Evals API
REST API endpoints for managing evals. Evals can contain multiple scenarios to create comprehensive test collections. Personas are associated with scenarios, not with evals directly. When running an eval, runs are created for each scenario/persona combination.
Endpoints
| Method | Endpoint | Description |
|---|---|---|
| GET | /api/projects/:projectId/evals | List all evals |
| GET | /api/projects/:projectId/evals/:id | Get eval by ID |
| POST | /api/projects/:projectId/evals | Create a new eval |
| PUT | /api/projects/:projectId/evals/:id | Update an eval |
| DELETE | /api/projects/:projectId/evals/:id | Delete an eval |
List Evals
GET /api/projects/:projectId/evals
Response
[
{
"id": "987fcdeb-51a2-3bc4-d567-890123456789",
"name": "Booking Cancellation Test",
"connectorId": "connector-uuid",
"scenarioIds": ["scenario-uuid-1", "scenario-uuid-2"],
"createdAt": "2026-01-28T10:00:00.000Z",
"updatedAt": "2026-01-28T10:00:00.000Z"
}
]
Get Eval
GET /api/projects/:projectId/evals/:id
GET /api/projects/:projectId/evals/:id?expand=true
Query Parameters
| Parameter | Type | Description |
|---|---|---|
expand | boolean | Include scenario details |
Response (with expand=true)
{
"id": "987fcdeb-51a2-3bc4-d567-890123456789",
"name": "Booking Cancellation Test",
"connectorId": "connector-uuid",
"scenarioIds": ["scenario-uuid-1", "scenario-uuid-2"],
"scenarios": [
{
"id": "scenario-uuid-1",
"name": "Booking Cancellation",
"instructions": "Customer needs to cancel",
"maxMessages": 10,
"successCriteria": "Agent confirms cancellation",
"failureCriteria": "Agent fails to process"
},
{
"id": "scenario-uuid-2",
"name": "Booking Modification",
"instructions": "Customer needs to change date",
"maxMessages": 10
}
],
"connector": {
"id": "connector-uuid",
"name": "My Agent",
"type": "langgraph",
"baseUrl": "https://api.example.com"
},
"createdAt": "2026-01-28T10:00:00.000Z",
"updatedAt": "2026-01-28T10:00:00.000Z"
}
Error Response
{
"error": "Eval not found"
}
Status Code: 404
Create Eval
POST /api/projects/:projectId/evals
Content-Type: application/json
Request Body
{
"name": "Booking Cancellation Test",
"connectorId": "connector-uuid",
"scenarioIds": ["scenario-uuid-1", "scenario-uuid-2"]
}
Note: LLM provider for evaluation is configured at the project level via project llmSettings.
Fields
| Field | Type | Required | Description |
|---|---|---|---|
name | string | Yes | Display name for the eval |
connectorId | string | Yes | Connector for running this eval |
scenarioIds | string[] | Yes | Array of scenario IDs (at least one required) |
Response
Status Code: 201 Created
{
"id": "987fcdeb-51a2-3bc4-d567-890123456789",
"name": "Booking Cancellation Test",
"connectorId": "connector-uuid",
"scenarioIds": ["scenario-uuid-1", "scenario-uuid-2"],
"createdAt": "2026-01-28T10:00:00.000Z",
"updatedAt": "2026-01-28T10:00:00.000Z"
}
Error Responses
| Status | Description |
|---|---|
| 400 | Name is required / Connector ID is required / At least one Scenario ID is required |
| 404 | Scenario/Connector not found |
Update Eval
PUT /api/projects/:projectId/evals/:id
Content-Type: application/json
Request Body
{
"name": "Updated Eval Name",
"scenarioIds": ["new-scenario-uuid-1", "new-scenario-uuid-2"]
}
All fields are optional.
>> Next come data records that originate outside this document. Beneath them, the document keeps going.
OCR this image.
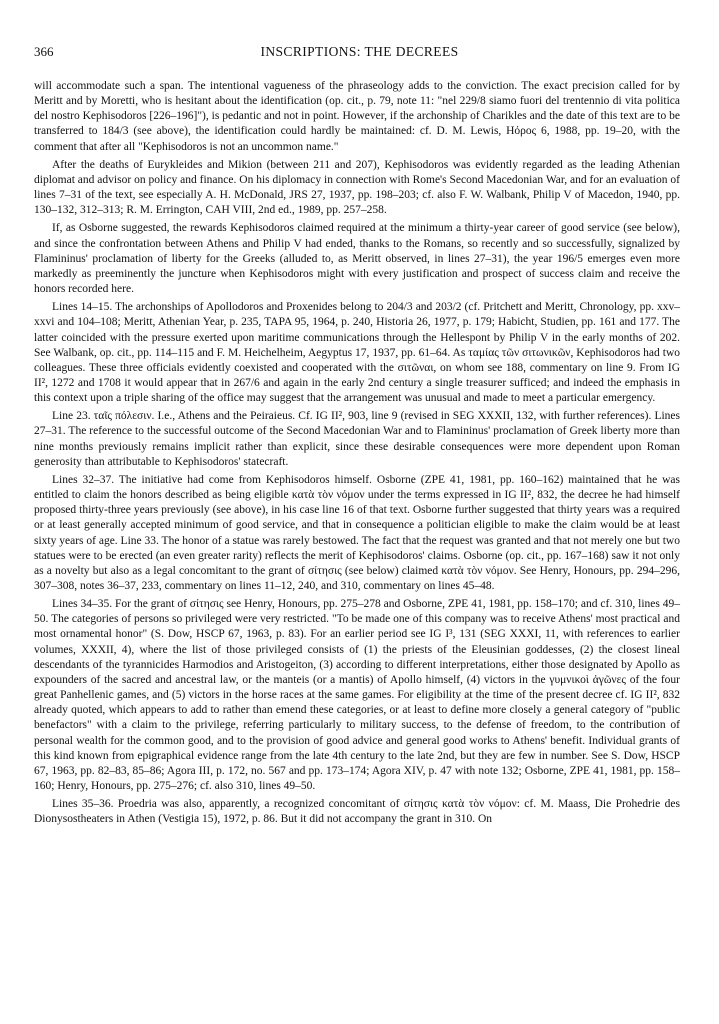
366	INSCRIPTIONS: THE DECREES

will accommodate such a span. The intentional vagueness of the phraseology adds to the conviction. The exact precision called for by Meritt and by Moretti, who is hesitant about the identification (op. cit., p. 79, note 11: "nel 229/8 siamo fuori del trentennio di vita politica del nostro Kephisodoros [226–196]"), is pedantic and not in point. However, if the archonship of Charikles and the date of this text are to be transferred to 184/3 (see above), the identification could hardly be maintained: cf. D. M. Lewis, Ηόρος 6, 1988, pp. 19–20, with the comment that after all "Kephisodoros is not an uncommon name."

After the deaths of Eurykleides and Mikion (between 211 and 207), Kephisodoros was evidently regarded as the leading Athenian diplomat and advisor on policy and finance. On his diplomacy in connection with Rome's Second Macedonian War, and for an evaluation of lines 7–31 of the text, see especially A. H. McDonald, JRS 27, 1937, pp. 198–203; cf. also F. W. Walbank, Philip V of Macedon, 1940, pp. 130–132, 312–313; R. M. Errington, CAH VIII, 2nd ed., 1989, pp. 257–258.

If, as Osborne suggested, the rewards Kephisodoros claimed required at the minimum a thirty-year career of good service (see below), and since the confrontation between Athens and Philip V had ended, thanks to the Romans, so recently and so successfully, signalized by Flamininus' proclamation of liberty for the Greeks (alluded to, as Meritt observed, in lines 27–31), the year 196/5 emerges even more markedly as preeminently the juncture when Kephisodoros might with every justification and prospect of success claim and receive the honors recorded here.

Lines 14–15. The archonships of Apollodoros and Proxenides belong to 204/3 and 203/2 (cf. Pritchett and Meritt, Chronology, pp. xxv–xxvi and 104–108; Meritt, Athenian Year, p. 235, TAPA 95, 1964, p. 240, Historia 26, 1977, p. 179; Habicht, Studien, pp. 161 and 177. The latter coincided with the pressure exerted upon maritime communications through the Hellespont by Philip V in the early months of 202. See Walbank, op. cit., pp. 114–115 and F. M. Heichelheim, Aegyptus 17, 1937, pp. 61–64. As ταμίας τῶν σιτωνικῶν, Kephisodoros had two colleagues. These three officials evidently coexisted and cooperated with the σιτῶναι, on whom see 188, commentary on line 9. From IG II², 1272 and 1708 it would appear that in 267/6 and again in the early 2nd century a single treasurer sufficed; and indeed the emphasis in this context upon a triple sharing of the office may suggest that the arrangement was unusual and made to meet a particular emergency.

Line 23. ταῖς πόλεσιν. I.e., Athens and the Peiraieus. Cf. IG II², 903, line 9 (revised in SEG XXXII, 132, with further references). Lines 27–31. The reference to the successful outcome of the Second Macedonian War and to Flamininus' proclamation of Greek liberty more than nine months previously remains implicit rather than explicit, since these desirable consequences were more dependent upon Roman generosity than attributable to Kephisodoros' statecraft.

Lines 32–37. The initiative had come from Kephisodoros himself. Osborne (ZPE 41, 1981, pp. 160–162) maintained that he was entitled to claim the honors described as being eligible κατὰ τὸν νόμον under the terms expressed in IG II², 832, the decree he had himself proposed thirty-three years previously (see above), in his case line 16 of that text. Osborne further suggested that thirty years was a required or at least generally accepted minimum of good service, and that in consequence a politician eligible to make the claim would be at least sixty years of age. Line 33. The honor of a statue was rarely bestowed. The fact that the request was granted and that not merely one but two statues were to be erected (an even greater rarity) reflects the merit of Kephisodoros' claims. Osborne (op. cit., pp. 167–168) saw it not only as a novelty but also as a legal concomitant to the grant of σίτησις (see below) claimed κατὰ τὸν νόμον. See Henry, Honours, pp. 294–296, 307–308, notes 36–37, 233, commentary on lines 11–12, 240, and 310, commentary on lines 45–48.

Lines 34–35. For the grant of σίτησις see Henry, Honours, pp. 275–278 and Osborne, ZPE 41, 1981, pp. 158–170; and cf. 310, lines 49–50. The categories of persons so privileged were very restricted. "To be made one of this company was to receive Athens' most practical and most ornamental honor" (S. Dow, HSCP 67, 1963, p. 83). For an earlier period see IG I³, 131 (SEG XXXI, 11, with references to earlier volumes, XXXII, 4), where the list of those privileged consists of (1) the priests of the Eleusinian goddesses, (2) the closest lineal descendants of the tyrannicides Harmodios and Aristogeiton, (3) according to different interpretations, either those designated by Apollo as expounders of the sacred and ancestral law, or the manteis (or a mantis) of Apollo himself, (4) victors in the γυμνικοὶ ἀγῶνες of the four great Panhellenic games, and (5) victors in the horse races at the same games. For eligibility at the time of the present decree cf. IG II², 832 already quoted, which appears to add to rather than emend these categories, or at least to define more closely a general category of "public benefactors" with a claim to the privilege, referring particularly to military success, to the defense of freedom, to the contribution of personal wealth for the common good, and to the provision of good advice and general good works to Athens' benefit. Individual grants of this kind known from epigraphical evidence range from the late 4th century to the late 2nd, but they are few in number. See S. Dow, HSCP 67, 1963, pp. 82–83, 85–86; Agora III, p. 172, no. 567 and pp. 173–174; Agora XIV, p. 47 with note 132; Osborne, ZPE 41, 1981, pp. 158–160; Henry, Honours, pp. 275–276; cf. also 310, lines 49–50.

Lines 35–36. Proedria was also, apparently, a recognized concomitant of σίτησις κατὰ τὸν νόμον: cf. M. Maass, Die Prohedrie des Dionysostheaters in Athen (Vestigia 15), 1972, p. 86. But it did not accompany the grant in 310. On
Only provided fields will be updated.
Response
{
"id": "987fcdeb-51a2-3bc4-d567-890123456789",
"name": "Updated Eval Name",
"connectorId": "connector-uuid",
"scenarioIds": ["new-scenario-uuid-1", "new-scenario-uuid-2"],
"createdAt": "2026-01-28T10:00:00.000Z",
"updatedAt": "2026-01-28T10:30:00.000Z"
}
Error Responses
| Status | Description |
|---|---|
| 400 | scenarioIds cannot be empty |
| 404 | Eval/Scenario/Connector not found |
Delete Eval
DELETE /api/projects/:projectId/evals/:id
Response
Status Code: 204 No Content
Error Response
{
"error": "Eval not found"
}
Status Code: 404
Scenarios and Run Creation
Evals can contain multiple scenarios, allowing you to create comprehensive test collections. When running an eval:
- The system iterates through each scenario in
scenarioIds - For each scenario, it uses the personas associated with that scenario
- A run is created for each scenario/persona combination
For example, if an eval has 2 scenarios, and each scenario has 3 personas, creating runs for the eval produces 6 runs (2 x 3).
Personas are associated with scenarios, not with evals directly. This allows different scenarios to test different persona types.